Sex, she says, is about “taking into account what another person is thinking and feeling. It’s not about appropriating someone to use a you want.
Sex with robots “interrupts our feelings of empathy.
It’s two sides of the same coin:  sex objects are treated as people, people treated as sex objects.
There must not be, she says, ” a clear parallel between being a live human woman and being an object” — as there would be with sex robots.
“I don’t see objects and human beings as interchangeable.”
She noted that, in Japan today, you can buy child sex dolls resembling 5-year-old girls.
“Child sex dolls come from the minds of adults who are sexually aroused by young girls,” she said. “Society needs to take a stand about how children are represented sexually in any images.”
Levy, on the other hand, countered her position by asking, “Which would you rather have, a pedophile having sex with a child sex robot or with a child?”
Richardson also has concerns about men who are lonely or who have difficulty with relationships.
“Our campaign against sex with robots extends empathy to these men,” she syas. “These men are suffering and they’re being told their real human suffering can be addressed by dolls.
“We don’t believe men and boys are sex objects, either.”
“We have to make sure the technologies we produce are based on deep, empathetic understanding.

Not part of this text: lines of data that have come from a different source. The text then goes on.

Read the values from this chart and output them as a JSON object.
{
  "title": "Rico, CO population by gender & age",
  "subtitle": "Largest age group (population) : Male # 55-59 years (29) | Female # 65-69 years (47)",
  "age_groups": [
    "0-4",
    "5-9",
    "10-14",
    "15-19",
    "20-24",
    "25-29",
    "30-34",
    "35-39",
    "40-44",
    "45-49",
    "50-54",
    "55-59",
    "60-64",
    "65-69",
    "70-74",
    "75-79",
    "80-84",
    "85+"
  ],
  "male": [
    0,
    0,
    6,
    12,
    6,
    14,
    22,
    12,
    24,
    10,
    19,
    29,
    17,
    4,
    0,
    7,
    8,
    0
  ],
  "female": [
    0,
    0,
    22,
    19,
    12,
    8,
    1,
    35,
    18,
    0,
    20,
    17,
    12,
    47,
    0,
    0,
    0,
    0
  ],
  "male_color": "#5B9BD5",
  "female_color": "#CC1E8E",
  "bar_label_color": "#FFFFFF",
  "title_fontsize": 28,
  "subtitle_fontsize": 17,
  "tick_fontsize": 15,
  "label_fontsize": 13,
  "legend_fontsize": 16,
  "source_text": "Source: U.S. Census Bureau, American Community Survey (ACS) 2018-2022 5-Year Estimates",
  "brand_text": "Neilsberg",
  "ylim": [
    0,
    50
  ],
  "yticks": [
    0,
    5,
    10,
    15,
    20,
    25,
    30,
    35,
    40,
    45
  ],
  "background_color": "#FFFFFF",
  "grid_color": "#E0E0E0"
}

We can’t have all needs met by material things.”
When Znaimer, moderating the debate, suggested provocatively that “human relationships can lead to enormous problems,” that they can be “too damn complicated.”
Richardson responded: “We are designed to be with other people.”
Levy defended his position by saying that ” millions of people are lonely, miserable, have no one to have sex with unless they pay.
For these people, sex robots would bring more happiness and I think more happiness for mankind would be a good thing.”